What I find most striking about the liturgical texts for Trinity Sunday is the emphasis on worship. We find it in the Collect (even as mangled in the 'reforms') used in the Roman and Anglican usages, and in the Preface (before it was truncated for Anglicans by Cranmer); come to think about it, this is the point of the doxology (Glory be to ..."). And for some of us there is the Quicuncue vult, the Athanasian Creed which was not written by S Athanasius (am I right in thinking that in the Pius XII form of the Roman Rite, this is said at Prime only on this Sunday of the year?). The point about the Trinity Sunday is not how Three can be One, but that we worship Father, Son, and Spirit; we worship the Trinity in Unity and the Unity in Trinity. Possessors of the Breviary will not need to be told about the insistence of its antiphons upon Doxology: giving glory to the blessed Trinity and the undivided Unity.
One little personal detail. For many of my generation, Trinity Sunday was the day of our ordinations to the diaconate and the priesthood. Not, I know for all of us; but for me it was thus; at S Stephen's House the Leavers, after a certain amount of imbibing (spirit-filled occasions multiplied, but not all these spirits were equally holy), and after a fair bit of festivity, left the House at Whitsun to go off to their diocesan ordination retreats. And as well as for me,Trinity Sunday was ordination day for John Henry Newman.
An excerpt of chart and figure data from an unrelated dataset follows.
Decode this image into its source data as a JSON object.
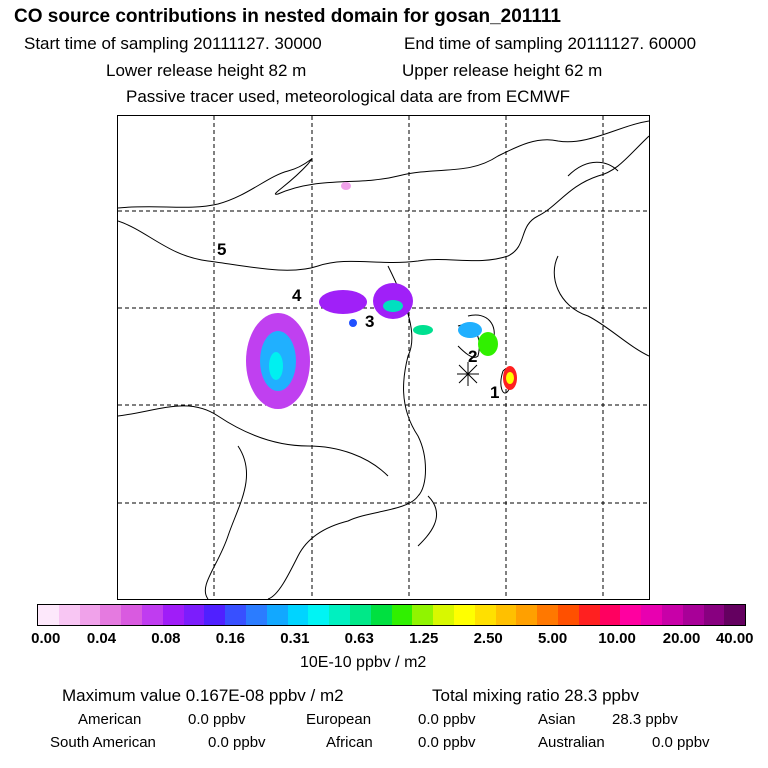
{
  "title": "CO  source contributions in nested domain for gosan_201111",
  "sampling": {
    "start": "Start time of sampling 20111127. 30000",
    "end": "End time of sampling 20111127. 60000"
  },
  "release": {
    "lower": "Lower release height   82 m",
    "upper": "Upper release height   62 m"
  },
  "tracer_note": "Passive tracer used, meteorological data are from ECMWF",
  "map": {
    "labels": [
      "1",
      "2",
      "3",
      "4",
      "5"
    ]
  },
  "colorbar": {
    "colors": [
      "#fde8fb",
      "#f8c6f3",
      "#f0a2ea",
      "#e57ae0",
      "#d95ae0",
      "#c03cf0",
      "#a01df8",
      "#7c1dfc",
      "#5020ff",
      "#3850ff",
      "#2b7cff",
      "#12a8ff",
      "#00d4ff",
      "#00f4f4",
      "#00f0c0",
      "#00e888",
      "#00e040",
      "#30f000",
      "#90f400",
      "#d8f800",
      "#ffff00",
      "#ffe000",
      "#ffc000",
      "#ffa000",
      "#ff7800",
      "#ff5000",
      "#ff2020",
      "#ff0060",
      "#ff00a0",
      "#e800b0",
      "#c800a8",
      "#a80098",
      "#880080",
      "#640060"
    ],
    "ticks": [
      "0.00",
      "0.04",
      "0.08",
      "0.16",
      "0.31",
      "0.63",
      "1.25",
      "2.50",
      "5.00",
      "10.00",
      "20.00",
      "40.00"
    ],
    "units": "10E-10 ppbv / m2"
  },
  "summary": {
    "max": "Maximum value  0.167E-08 ppbv / m2",
    "total": "Total mixing ratio       28.3 ppbv"
  },
  "regions": [
    {
      "name": "American",
      "value": "0.0 ppbv"
    },
    {
      "name": "European",
      "value": "0.0 ppbv"
    },
    {
      "name": "Asian",
      "value": "28.3 ppbv"
    },
    {
      "name": "South American",
      "value": "0.0 ppbv"
    },
    {
      "name": "African",
      "value": "0.0 ppbv"
    },
    {
      "name": "Australian",
      "value": "0.0 ppbv"
    }
  ]
}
From his ordination as an Anglican to the diaconate to his ordination in Rome as a Roman Catholic, ordination, for Newman, meant Trinity Sunday. And how appropriate this was. On Pentecost Sunday, we celebrated the outpouring by God the Father through his Son of the Holy Spirit; through those glorious days of Octave we Alleluiad the Holy Spirit and prayed daily in the Sequence and the Office Hymns for the Holy Spirit to "come" upon us. And on Trinity Sunday, Veni Creator Spiritus was sung over us ... in my case, it was in Christ Church Cathedral just down the road from here ... as the climax of this Octave; the bishop laid his hands upon us ... in my case, the erudite and holy Bishop Harry Carpenter, whose Year's Mind we kept this year during the Pentecost Octave week ... "for the Office and Work of a Priest in the Church of God, now committed unto thee by the imposition of our hands". As in the ancient Western Pontificals, the imposition of hands was accompanied by the paschal commission of the Lord himself: "Receive the Holy Spirit; whose sins thou dost remit, they are remitted ...".
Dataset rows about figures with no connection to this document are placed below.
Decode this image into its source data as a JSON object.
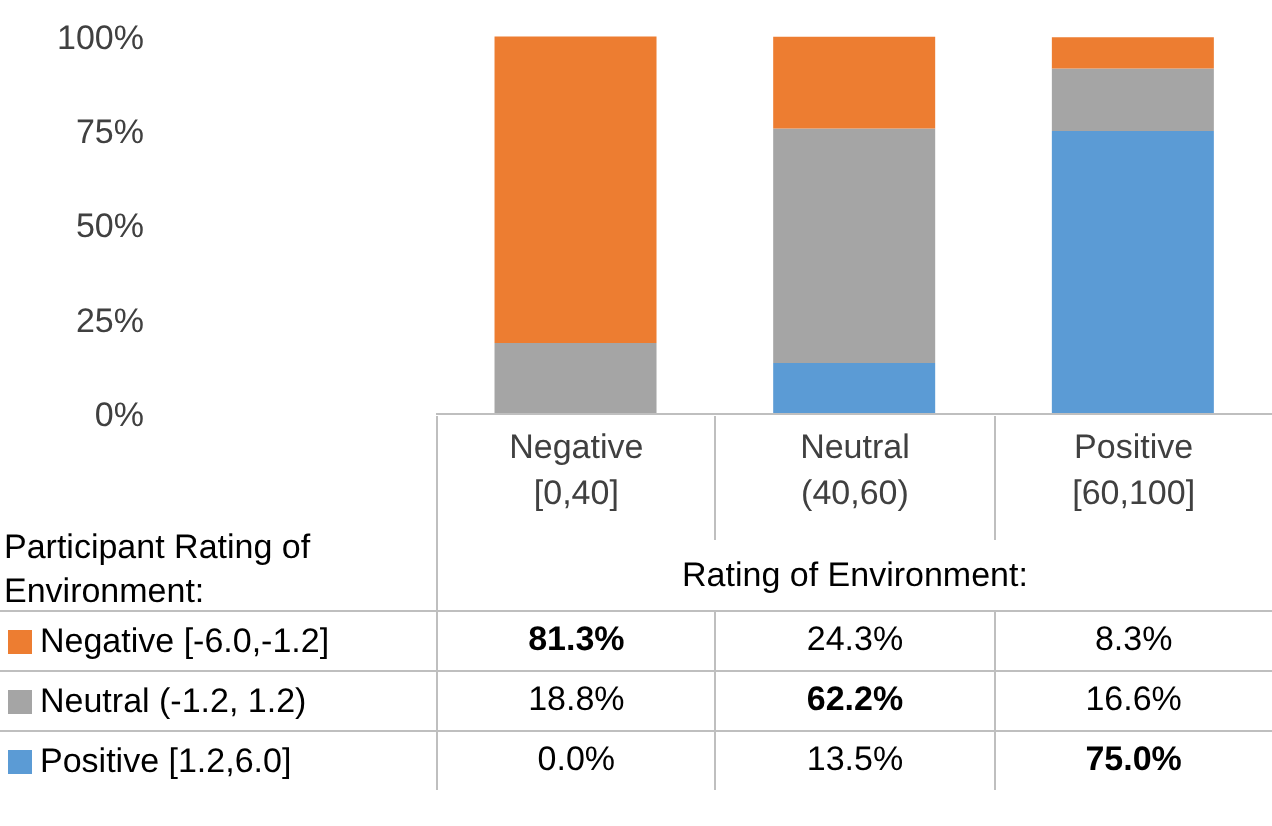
{
  "chart_data": {
    "type": "bar",
    "stacked": true,
    "categories": [
      "Negative [0,40]",
      "Neutral (40,60)",
      "Positive [60,100]"
    ],
    "series": [
      {
        "name": "Positive [1.2,6.0]",
        "color": "#5b9bd5",
        "values": [
          0.0,
          13.5,
          75.0
        ],
        "value_labels": [
          "0.0%",
          "13.5%",
          "75.0%"
        ]
      },
      {
        "name": "Neutral (-1.2, 1.2)",
        "color": "#a5a5a5",
        "values": [
          18.8,
          62.2,
          16.6
        ],
        "value_labels": [
          "18.8%",
          "62.2%",
          "16.6%"
        ]
      },
      {
        "name": "Negative [-6.0,-1.2]",
        "color": "#ed7d31",
        "values": [
          81.3,
          24.3,
          8.3
        ],
        "value_labels": [
          "81.3%",
          "24.3%",
          "8.3%"
        ]
      }
    ],
    "ylim": [
      0,
      100.2
    ],
    "yticks": [
      {
        "value": 0,
        "label": "0%"
      },
      {
        "value": 25,
        "label": "25%"
      },
      {
        "value": 50,
        "label": "50%"
      },
      {
        "value": 75,
        "label": "75%"
      },
      {
        "value": 100,
        "label": "100%"
      }
    ],
    "xlabel": "Rating of Environment:",
    "legend_title": "Participant Rating of Environment:",
    "legend": "bottom",
    "grid": false
  }
}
I find it impossible to hear Veni Creator Spiritus without memories crowding the tears to the back of my eyes; and there is another detail of the Anglican tradition which remains powerfully with me; I wonder if it did with Newman. The Old Testament Reading at Prayer Book Mattins on Trinity Sunday, just like the first two readings of Mattins in the Breviary, was the passage from Isaiah 6 about the Glory filling the Temple of the Lord at Jerusalem, and all the Seraphim singing Holy Holy Holy. You will remember that it ends with the seraph bringing a burning coal from the altar and touching the prophet's mouth; and "I heard the voice of the Lord saying 'Whom shall I send, and who will go for us?' Then I said 'Here am I, send me'".
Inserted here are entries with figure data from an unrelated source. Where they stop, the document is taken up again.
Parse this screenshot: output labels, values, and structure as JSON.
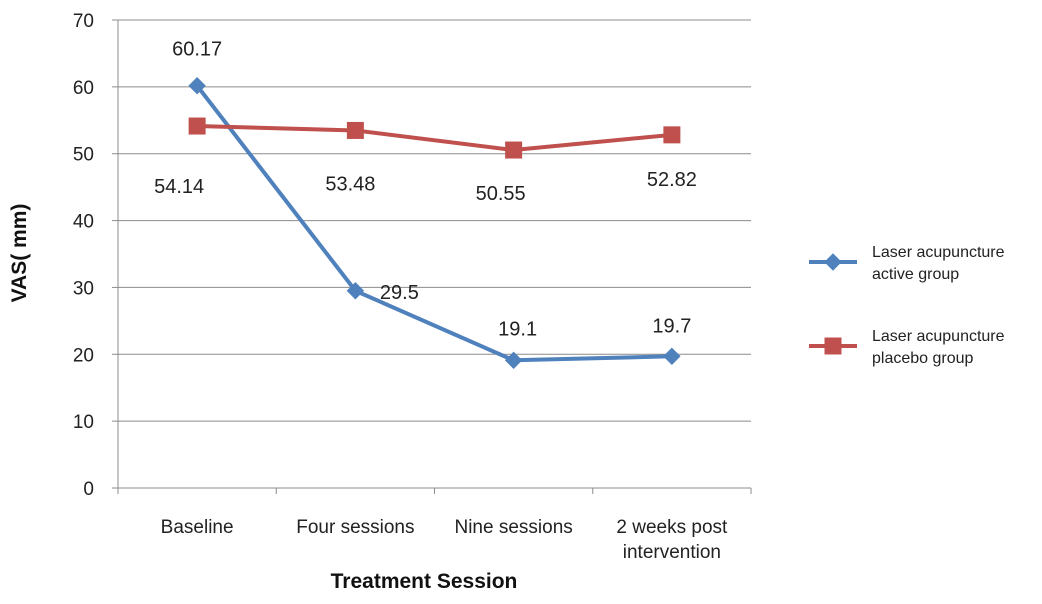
{
  "chart_data": {
    "type": "line",
    "title": "",
    "xlabel": "Treatment Session",
    "ylabel": "VAS( mm)",
    "ylim": [
      0,
      70
    ],
    "yticks": [
      0,
      10,
      20,
      30,
      40,
      50,
      60,
      70
    ],
    "grid": true,
    "legend_position": "right",
    "categories": [
      [
        "Baseline"
      ],
      [
        "Four sessions"
      ],
      [
        "Nine sessions"
      ],
      [
        "2 weeks post",
        "intervention"
      ]
    ],
    "series": [
      {
        "name": [
          "Laser acupuncture",
          "active group"
        ],
        "color": "#4F81BD",
        "marker": "diamond",
        "values": [
          60.17,
          29.5,
          19.1,
          19.7
        ],
        "labels": [
          "60.17",
          "29.5",
          "19.1",
          "19.7"
        ]
      },
      {
        "name": [
          "Laser acupuncture",
          "placebo group"
        ],
        "color": "#C0504D",
        "marker": "square",
        "values": [
          54.14,
          53.48,
          50.55,
          52.82
        ],
        "labels": [
          "54.14",
          "53.48",
          "50.55",
          "52.82"
        ]
      }
    ]
  }
}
Priests are given many job-descriptions, because there are many different modes in which priesthood is exercised. But in all of them, the heart of the purpose of priesthood is to give Glory to the blessed and undivided Trinity; to offer to the Father the glorious Sacrifice of his Son's Body and Blood "in the unity of the Holy Spirit", because the Holy Sacrifice of the Mass is the Act of glorification of the Trinity; whatever else a priest has to do, it comes second to, or is derived from, the duty of standing day by day at an altar and join the angels and archangels and all the company of Heaven and laud and magnify his holy Name, evermore praising him and saying: Holy, Holy, Lord God of Hosts.